Mathilukal
- The cover of Mathilukal.
- Author: Vaikom Muhammad Basheer
- Original title: മതിലുകൾ
- Language: Malayalam
- Genre: Romance, patriotic
- Publisher: DC Books
- Publication date: 1965
- Publication place: India

= Mathilukal =

Novel by Vaikkom Muhammed Basheer

Mathilukal (Malayalam: മതിലുകൾ, lit. "Walls") is a Malayalam novel written by Vaikom Muhammad Basheer in 1965.

==Theme==
The theme of the novel, focuses on the love between Basheer, a prisoner, and a female inmate of the prison, who remains unseen throughout the novel. In Mathilukal, though the broad frame is autobiographical and the narration is first person, the details
seem to contain sprinkles of fantasy.

==Translations==
- Voices; The Walls. Translated by V. Abdulla. Bombay: Orient Longman. 1976.
- Walls. Translated by Nivedita Menon.
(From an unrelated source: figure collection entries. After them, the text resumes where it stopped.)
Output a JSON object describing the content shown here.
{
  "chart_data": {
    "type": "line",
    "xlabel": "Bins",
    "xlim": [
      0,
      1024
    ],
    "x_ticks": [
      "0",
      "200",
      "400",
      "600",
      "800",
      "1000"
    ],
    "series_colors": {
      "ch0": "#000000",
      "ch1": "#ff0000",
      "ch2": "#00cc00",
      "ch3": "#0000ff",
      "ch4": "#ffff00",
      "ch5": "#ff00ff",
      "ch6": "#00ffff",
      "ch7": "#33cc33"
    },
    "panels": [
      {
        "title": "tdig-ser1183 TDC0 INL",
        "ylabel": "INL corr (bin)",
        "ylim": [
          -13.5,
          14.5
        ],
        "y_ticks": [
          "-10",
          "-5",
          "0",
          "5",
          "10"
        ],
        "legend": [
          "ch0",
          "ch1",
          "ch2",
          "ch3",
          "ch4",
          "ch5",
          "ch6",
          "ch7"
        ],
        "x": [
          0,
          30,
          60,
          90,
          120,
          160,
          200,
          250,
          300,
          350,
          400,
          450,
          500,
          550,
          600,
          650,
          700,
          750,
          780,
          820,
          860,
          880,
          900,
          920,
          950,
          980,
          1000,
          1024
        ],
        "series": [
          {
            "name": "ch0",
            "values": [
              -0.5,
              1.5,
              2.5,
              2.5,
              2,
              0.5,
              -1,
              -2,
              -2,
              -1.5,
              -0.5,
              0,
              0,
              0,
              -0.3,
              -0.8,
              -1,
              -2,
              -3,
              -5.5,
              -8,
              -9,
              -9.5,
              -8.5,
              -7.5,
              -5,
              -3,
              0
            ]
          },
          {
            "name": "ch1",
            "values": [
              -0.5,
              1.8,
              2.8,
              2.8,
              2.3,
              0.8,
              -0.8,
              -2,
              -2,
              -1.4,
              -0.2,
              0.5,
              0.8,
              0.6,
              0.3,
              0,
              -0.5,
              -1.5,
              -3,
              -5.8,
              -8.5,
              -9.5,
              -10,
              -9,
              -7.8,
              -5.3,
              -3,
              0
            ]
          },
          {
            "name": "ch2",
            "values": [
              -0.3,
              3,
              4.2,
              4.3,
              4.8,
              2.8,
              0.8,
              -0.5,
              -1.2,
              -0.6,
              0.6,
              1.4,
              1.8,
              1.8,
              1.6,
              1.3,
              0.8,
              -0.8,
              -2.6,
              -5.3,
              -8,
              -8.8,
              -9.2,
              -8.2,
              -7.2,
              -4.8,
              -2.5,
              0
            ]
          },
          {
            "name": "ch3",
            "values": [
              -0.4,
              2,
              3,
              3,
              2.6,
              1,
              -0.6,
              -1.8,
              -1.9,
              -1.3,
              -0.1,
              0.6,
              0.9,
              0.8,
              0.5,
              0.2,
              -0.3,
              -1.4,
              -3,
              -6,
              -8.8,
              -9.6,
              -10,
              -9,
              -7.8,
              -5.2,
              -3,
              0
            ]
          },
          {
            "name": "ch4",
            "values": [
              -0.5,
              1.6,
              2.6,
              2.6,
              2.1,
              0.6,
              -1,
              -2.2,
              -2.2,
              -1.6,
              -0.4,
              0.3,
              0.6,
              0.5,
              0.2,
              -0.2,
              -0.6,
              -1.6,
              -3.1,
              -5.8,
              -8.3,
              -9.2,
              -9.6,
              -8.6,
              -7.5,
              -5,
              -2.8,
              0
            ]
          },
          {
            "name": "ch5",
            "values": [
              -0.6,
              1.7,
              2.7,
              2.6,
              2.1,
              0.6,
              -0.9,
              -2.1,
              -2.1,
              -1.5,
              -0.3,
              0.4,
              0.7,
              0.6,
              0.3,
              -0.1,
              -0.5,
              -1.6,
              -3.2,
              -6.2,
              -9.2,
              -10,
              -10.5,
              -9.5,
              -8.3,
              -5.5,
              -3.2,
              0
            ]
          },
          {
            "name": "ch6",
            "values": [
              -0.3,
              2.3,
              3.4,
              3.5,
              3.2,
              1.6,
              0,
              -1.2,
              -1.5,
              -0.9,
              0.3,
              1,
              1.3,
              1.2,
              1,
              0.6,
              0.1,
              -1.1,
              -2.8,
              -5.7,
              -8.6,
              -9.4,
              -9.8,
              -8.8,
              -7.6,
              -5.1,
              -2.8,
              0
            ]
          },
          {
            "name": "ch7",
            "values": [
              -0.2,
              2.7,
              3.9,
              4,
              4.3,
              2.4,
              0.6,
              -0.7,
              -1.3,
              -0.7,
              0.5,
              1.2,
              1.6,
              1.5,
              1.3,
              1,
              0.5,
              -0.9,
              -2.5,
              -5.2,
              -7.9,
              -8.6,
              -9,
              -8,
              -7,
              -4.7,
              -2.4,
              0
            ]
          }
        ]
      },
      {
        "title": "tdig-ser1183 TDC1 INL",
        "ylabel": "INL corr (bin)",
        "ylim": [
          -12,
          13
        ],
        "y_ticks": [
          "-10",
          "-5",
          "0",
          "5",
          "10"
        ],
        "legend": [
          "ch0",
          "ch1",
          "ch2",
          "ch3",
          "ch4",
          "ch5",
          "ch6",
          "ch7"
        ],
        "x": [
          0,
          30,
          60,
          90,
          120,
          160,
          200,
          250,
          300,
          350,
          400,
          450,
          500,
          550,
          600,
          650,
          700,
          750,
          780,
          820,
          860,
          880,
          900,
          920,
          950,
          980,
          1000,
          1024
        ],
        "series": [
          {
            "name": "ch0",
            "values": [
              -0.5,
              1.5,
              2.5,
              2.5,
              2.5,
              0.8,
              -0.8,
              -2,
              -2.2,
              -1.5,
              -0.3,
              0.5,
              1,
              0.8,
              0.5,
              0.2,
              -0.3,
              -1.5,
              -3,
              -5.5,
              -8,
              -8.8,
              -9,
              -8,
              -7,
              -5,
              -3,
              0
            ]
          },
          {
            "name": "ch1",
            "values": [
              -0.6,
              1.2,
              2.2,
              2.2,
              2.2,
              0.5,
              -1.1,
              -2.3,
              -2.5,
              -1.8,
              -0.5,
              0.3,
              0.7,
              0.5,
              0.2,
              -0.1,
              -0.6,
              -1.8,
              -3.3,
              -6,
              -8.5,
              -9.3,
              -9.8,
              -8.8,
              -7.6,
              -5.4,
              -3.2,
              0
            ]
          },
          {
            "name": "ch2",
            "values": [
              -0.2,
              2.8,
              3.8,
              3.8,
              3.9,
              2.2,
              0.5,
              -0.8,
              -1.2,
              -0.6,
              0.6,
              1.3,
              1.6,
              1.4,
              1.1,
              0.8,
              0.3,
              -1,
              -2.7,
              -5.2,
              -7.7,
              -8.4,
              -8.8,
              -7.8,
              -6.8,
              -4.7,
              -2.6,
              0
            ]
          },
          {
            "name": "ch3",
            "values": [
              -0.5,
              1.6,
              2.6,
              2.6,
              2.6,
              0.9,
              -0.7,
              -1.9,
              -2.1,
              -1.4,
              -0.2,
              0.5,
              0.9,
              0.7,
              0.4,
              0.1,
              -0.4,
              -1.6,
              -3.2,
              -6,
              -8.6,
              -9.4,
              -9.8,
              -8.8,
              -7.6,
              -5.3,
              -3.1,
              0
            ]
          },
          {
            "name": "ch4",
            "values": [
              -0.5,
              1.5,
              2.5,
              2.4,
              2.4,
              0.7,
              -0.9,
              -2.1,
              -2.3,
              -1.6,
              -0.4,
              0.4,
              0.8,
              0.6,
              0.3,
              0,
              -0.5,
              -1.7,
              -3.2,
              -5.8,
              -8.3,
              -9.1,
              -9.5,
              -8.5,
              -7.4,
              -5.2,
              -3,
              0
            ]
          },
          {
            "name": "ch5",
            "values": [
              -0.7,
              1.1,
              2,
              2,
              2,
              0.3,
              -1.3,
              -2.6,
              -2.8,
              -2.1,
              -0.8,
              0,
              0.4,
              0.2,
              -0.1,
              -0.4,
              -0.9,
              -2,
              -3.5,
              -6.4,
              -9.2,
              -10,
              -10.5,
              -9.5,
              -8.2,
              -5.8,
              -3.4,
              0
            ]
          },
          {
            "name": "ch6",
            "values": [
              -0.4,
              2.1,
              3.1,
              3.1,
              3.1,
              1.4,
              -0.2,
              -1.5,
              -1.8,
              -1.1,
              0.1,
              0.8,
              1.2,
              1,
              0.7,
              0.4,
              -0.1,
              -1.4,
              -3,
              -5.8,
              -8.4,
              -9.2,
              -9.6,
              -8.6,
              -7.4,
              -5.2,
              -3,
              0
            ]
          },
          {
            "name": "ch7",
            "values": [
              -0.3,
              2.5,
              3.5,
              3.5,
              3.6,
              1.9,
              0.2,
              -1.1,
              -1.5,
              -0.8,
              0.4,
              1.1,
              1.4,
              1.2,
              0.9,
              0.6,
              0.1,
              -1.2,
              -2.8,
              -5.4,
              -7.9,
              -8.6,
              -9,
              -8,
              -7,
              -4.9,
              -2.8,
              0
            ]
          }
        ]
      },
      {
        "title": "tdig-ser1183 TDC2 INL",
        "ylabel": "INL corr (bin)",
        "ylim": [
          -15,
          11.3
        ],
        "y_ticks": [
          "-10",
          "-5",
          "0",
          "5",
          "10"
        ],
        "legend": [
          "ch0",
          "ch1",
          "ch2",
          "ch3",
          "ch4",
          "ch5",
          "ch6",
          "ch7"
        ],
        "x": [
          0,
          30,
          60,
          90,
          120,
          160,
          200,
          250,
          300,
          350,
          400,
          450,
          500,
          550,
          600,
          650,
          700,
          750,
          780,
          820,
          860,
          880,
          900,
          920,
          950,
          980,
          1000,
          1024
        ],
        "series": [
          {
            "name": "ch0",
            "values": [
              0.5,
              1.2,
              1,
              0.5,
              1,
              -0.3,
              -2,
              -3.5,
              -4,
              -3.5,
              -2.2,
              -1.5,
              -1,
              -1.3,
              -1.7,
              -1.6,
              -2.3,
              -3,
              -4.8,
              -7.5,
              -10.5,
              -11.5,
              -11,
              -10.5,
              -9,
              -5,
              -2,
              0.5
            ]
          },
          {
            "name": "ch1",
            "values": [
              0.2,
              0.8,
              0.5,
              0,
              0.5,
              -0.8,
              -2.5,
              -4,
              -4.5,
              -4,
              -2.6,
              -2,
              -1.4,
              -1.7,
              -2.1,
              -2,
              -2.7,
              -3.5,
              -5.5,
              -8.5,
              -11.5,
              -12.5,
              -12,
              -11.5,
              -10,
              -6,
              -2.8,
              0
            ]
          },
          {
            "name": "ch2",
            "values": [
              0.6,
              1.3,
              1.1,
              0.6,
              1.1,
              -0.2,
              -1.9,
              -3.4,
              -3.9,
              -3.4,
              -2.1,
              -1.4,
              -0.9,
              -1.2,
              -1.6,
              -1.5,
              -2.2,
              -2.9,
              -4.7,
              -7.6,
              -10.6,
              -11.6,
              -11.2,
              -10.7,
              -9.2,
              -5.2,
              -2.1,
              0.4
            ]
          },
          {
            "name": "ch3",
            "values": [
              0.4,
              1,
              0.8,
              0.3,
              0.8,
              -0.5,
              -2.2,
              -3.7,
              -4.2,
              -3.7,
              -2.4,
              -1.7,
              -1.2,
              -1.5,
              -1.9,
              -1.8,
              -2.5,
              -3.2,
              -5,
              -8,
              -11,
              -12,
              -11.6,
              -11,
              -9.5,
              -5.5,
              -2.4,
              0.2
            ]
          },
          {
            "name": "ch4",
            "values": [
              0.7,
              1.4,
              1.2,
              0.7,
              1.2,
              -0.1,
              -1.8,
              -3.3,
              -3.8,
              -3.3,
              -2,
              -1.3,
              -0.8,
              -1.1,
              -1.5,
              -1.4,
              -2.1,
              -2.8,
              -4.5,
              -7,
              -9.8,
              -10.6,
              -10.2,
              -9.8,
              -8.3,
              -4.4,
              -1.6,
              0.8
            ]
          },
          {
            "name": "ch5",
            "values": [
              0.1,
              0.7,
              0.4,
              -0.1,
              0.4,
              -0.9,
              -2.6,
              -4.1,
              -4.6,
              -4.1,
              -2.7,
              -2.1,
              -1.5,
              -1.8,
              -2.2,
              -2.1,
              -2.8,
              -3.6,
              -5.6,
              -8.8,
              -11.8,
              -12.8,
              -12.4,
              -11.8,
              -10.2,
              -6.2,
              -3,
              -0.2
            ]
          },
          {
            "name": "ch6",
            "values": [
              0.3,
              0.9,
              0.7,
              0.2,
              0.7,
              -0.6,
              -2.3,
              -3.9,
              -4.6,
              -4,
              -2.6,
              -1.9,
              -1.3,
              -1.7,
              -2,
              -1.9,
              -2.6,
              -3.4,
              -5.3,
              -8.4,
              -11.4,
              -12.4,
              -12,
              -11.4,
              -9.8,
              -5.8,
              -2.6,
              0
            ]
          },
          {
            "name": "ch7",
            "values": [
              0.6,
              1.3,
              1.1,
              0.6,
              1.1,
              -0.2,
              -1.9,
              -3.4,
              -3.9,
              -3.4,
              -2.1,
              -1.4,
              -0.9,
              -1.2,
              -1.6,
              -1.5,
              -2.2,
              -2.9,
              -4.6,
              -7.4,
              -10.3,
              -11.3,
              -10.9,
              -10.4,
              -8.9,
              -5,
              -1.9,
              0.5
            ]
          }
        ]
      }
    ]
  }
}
New Delhi: Katha. 1996. pp. 43–72.

==Film adaptation==

In 1989, a film adaptation of the novel was released, starring Mammootty as Vaikom Muhammad Basheer and K.P.A.C Lalitha as Narayani (voice only), and directed by Adoor Gopalakrishnan. The film was a major critical success, and gained many awards at national and international levels. Mammootty won the National Film Award for Best Actor.